Садовые ножницы стояли, прислоненные к стволу яблони.
— А какие есть возражения против того, чтобы обрезать? — спросила я.
— Плющ — это иногда бывает заколдованный человек, — объяснила Эльсбет, — и как только он в виде плюща захватит крону дерева, то чары с него спадут.
— Кстати, насчет суеверий, — начала я.
— Вопрос теперь стоит так, — продолжала Эльсбет, — кого я хочу освободить, человека или дерево?
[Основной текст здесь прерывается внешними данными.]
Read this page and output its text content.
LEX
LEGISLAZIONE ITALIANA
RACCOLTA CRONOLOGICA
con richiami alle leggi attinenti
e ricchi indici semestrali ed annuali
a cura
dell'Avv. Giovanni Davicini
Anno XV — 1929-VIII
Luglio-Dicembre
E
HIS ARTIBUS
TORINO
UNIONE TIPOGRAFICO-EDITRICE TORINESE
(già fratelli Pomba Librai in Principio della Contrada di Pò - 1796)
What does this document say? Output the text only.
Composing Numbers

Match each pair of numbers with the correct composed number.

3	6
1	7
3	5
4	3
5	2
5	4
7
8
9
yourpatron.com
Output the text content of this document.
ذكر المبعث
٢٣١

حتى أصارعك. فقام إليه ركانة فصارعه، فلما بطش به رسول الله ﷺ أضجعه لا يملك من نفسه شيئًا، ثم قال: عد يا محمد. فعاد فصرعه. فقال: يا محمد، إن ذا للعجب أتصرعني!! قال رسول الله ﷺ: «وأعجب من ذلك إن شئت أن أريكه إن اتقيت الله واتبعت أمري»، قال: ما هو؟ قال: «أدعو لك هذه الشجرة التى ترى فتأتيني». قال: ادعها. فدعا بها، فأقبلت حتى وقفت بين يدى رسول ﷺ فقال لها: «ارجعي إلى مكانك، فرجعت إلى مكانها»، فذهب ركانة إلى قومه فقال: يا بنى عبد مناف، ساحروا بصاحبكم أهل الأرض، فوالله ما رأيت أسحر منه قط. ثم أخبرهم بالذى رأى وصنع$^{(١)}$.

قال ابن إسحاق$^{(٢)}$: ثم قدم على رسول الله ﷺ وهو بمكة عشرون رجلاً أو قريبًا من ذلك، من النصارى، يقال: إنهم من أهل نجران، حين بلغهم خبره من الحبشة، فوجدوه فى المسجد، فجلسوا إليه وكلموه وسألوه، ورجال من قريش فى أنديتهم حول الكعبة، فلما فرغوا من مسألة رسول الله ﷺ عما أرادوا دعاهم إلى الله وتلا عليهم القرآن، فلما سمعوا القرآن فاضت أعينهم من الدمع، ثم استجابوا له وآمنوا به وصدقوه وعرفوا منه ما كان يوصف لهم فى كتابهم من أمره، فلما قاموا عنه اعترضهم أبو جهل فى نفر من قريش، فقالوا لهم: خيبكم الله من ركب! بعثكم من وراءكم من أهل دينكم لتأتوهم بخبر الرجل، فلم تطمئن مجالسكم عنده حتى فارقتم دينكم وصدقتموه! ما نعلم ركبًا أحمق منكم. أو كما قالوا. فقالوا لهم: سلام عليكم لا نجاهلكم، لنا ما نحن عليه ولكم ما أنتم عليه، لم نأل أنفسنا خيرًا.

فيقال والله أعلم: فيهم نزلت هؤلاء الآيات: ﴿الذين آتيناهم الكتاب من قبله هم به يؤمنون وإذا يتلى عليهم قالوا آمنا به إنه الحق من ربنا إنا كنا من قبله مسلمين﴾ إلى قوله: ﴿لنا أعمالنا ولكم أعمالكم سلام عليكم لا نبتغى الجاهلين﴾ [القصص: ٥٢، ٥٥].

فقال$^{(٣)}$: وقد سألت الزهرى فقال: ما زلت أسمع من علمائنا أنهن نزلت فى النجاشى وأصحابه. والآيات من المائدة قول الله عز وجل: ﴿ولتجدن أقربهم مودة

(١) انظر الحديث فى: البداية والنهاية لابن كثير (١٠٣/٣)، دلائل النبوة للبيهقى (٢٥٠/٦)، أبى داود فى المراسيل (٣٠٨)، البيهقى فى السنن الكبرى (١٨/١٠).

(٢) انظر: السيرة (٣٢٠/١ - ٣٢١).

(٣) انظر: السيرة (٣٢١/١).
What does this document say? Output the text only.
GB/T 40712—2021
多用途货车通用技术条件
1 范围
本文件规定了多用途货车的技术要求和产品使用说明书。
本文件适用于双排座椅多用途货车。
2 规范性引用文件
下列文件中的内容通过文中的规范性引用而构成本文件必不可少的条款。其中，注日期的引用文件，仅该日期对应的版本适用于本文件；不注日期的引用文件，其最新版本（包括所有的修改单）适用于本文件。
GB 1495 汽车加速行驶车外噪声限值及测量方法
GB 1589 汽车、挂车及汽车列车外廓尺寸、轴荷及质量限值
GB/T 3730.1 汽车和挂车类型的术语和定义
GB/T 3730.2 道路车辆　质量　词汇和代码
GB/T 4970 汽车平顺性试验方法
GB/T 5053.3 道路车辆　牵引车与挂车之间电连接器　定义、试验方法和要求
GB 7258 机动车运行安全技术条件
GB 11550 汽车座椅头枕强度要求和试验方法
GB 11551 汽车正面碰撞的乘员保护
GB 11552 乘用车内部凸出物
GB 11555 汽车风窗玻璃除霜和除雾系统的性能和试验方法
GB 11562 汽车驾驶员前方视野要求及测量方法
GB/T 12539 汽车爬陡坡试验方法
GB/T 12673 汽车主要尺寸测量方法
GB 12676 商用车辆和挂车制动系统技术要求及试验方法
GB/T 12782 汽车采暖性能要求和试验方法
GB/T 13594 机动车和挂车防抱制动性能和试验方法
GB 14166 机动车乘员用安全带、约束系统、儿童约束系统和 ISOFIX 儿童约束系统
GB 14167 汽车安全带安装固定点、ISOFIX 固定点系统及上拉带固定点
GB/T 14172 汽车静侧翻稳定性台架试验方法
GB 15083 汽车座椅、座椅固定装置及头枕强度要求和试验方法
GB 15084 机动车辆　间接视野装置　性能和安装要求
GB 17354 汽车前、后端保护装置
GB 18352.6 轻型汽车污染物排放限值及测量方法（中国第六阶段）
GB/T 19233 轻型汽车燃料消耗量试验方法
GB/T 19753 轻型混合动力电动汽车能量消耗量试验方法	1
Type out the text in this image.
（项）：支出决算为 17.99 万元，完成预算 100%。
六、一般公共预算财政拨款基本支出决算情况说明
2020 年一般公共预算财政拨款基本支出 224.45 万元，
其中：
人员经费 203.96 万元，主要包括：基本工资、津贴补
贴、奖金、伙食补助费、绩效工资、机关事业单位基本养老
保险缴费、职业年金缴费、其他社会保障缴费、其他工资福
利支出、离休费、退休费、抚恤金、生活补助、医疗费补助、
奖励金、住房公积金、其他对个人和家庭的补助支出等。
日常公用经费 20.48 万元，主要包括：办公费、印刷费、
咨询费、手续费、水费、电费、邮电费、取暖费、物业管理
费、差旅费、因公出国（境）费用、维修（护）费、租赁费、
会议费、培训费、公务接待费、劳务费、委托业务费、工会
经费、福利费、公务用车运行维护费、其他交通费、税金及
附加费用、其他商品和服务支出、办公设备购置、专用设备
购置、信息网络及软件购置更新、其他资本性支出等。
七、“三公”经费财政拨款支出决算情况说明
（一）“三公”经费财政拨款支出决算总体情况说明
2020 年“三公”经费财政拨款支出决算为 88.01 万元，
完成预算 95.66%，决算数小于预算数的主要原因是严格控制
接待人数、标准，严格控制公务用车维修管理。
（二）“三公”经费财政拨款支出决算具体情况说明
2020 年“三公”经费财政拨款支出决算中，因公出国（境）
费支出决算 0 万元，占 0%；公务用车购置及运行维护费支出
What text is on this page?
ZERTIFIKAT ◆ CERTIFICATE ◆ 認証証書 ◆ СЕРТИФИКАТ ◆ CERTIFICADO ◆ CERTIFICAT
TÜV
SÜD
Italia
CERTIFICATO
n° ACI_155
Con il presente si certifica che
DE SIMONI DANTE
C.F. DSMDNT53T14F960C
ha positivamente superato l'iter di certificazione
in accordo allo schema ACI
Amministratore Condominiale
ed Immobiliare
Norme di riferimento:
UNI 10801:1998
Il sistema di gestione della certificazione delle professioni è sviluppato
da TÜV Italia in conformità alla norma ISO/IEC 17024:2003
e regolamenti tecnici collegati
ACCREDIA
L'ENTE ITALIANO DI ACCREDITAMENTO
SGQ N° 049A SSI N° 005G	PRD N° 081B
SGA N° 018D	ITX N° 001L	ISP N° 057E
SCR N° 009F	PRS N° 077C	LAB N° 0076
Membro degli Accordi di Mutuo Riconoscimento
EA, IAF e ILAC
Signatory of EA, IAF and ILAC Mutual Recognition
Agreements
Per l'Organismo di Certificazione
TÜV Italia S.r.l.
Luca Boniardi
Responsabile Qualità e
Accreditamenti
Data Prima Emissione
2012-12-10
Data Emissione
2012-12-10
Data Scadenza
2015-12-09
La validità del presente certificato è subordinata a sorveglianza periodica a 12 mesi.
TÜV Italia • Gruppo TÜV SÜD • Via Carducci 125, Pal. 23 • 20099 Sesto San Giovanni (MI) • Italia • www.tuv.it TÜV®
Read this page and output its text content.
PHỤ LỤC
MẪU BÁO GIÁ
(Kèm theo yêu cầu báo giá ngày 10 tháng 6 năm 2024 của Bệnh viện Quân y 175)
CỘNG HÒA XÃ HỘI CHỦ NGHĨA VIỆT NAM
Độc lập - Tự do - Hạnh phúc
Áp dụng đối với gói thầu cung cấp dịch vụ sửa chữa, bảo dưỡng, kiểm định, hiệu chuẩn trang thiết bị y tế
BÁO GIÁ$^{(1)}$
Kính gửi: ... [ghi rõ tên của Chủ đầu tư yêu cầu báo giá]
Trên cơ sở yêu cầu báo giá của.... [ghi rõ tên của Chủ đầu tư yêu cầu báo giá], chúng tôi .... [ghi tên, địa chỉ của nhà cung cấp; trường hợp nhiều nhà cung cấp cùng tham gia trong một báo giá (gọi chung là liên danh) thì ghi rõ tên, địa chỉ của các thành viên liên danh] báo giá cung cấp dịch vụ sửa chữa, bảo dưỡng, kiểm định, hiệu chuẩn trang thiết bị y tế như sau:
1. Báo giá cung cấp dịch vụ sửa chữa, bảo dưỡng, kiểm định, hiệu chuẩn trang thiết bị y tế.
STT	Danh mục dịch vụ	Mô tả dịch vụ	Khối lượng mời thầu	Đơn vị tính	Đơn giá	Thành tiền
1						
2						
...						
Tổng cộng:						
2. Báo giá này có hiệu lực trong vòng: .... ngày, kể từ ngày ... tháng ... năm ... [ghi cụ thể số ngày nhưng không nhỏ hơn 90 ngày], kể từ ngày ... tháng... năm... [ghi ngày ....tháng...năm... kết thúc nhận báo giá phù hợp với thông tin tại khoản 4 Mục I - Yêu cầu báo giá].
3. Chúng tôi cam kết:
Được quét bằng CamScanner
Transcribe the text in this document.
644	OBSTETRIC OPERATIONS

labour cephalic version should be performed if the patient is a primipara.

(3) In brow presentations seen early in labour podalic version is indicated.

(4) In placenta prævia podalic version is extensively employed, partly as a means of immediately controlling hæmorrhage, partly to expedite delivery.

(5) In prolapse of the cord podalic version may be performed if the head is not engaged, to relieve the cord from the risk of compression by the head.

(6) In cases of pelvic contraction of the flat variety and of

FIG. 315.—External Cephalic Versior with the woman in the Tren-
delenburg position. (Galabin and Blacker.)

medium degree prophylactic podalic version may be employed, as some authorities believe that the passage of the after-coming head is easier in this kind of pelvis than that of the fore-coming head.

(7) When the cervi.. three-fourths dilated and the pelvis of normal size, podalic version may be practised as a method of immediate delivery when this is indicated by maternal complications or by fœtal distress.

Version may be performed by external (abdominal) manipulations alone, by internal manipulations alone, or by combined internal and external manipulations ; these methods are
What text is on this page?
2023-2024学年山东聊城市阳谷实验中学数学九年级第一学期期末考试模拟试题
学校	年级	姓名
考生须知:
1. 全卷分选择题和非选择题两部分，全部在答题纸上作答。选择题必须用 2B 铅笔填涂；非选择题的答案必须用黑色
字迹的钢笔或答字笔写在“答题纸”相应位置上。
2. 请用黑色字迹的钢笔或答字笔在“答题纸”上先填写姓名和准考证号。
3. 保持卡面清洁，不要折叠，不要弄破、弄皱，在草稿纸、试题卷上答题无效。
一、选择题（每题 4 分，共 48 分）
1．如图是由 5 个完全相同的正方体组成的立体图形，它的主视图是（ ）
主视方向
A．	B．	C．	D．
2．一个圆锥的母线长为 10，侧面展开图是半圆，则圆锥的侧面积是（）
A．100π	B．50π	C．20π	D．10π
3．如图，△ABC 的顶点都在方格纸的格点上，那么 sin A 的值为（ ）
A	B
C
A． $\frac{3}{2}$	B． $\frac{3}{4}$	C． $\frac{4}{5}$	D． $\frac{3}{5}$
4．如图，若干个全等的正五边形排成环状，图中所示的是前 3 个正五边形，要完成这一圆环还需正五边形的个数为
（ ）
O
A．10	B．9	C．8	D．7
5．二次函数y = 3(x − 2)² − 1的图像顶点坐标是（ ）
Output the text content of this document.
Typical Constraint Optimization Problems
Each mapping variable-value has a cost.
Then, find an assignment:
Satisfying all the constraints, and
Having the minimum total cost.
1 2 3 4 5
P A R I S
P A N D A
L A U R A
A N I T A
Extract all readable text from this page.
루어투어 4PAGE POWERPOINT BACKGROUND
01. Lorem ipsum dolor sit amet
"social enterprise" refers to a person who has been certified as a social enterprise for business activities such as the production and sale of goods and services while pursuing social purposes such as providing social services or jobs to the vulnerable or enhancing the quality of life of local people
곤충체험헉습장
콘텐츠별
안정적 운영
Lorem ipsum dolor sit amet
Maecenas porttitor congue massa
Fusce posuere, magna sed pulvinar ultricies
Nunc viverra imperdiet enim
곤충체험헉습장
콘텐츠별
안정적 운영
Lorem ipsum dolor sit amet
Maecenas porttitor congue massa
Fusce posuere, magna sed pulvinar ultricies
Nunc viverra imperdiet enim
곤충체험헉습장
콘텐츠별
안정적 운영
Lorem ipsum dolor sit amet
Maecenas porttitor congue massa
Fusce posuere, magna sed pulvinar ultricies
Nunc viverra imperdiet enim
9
Плющ добрался уже до верхней части ствола.
— Я бы выбрала дерево, — сказала я. — Если это человек, то он освободился уже больше чем наполовину. Это больше, чем можно сказать про нас всех.
Эльсбет ласково потрепала меня по щеке своей пухлой ладонью.
— Ты становишься все больше похожа на Сельму, когда говоришь, — сказала она и взялась за садовые ножницы.
— Эльсбет, — сказала я, — скоро ведь ко мне приедет гость из Японии, и я хотела бы тебя попросить, не могла бы ты при нем говорить меньше суеверного.
— А почему это? — спросила Эльсбет и принялась неторопливо обрезать плющ, перед каждой обрезкой прося прощения у возможного человека, который был плющом.
— Потому что это странно, — сказала я.
— Извини, — сказала Эльсбет, продолжая обрезать. — Но разве не было бы еще более странно, если бы я не говорила ничего суеверного? Извини, дорогой возможный человек.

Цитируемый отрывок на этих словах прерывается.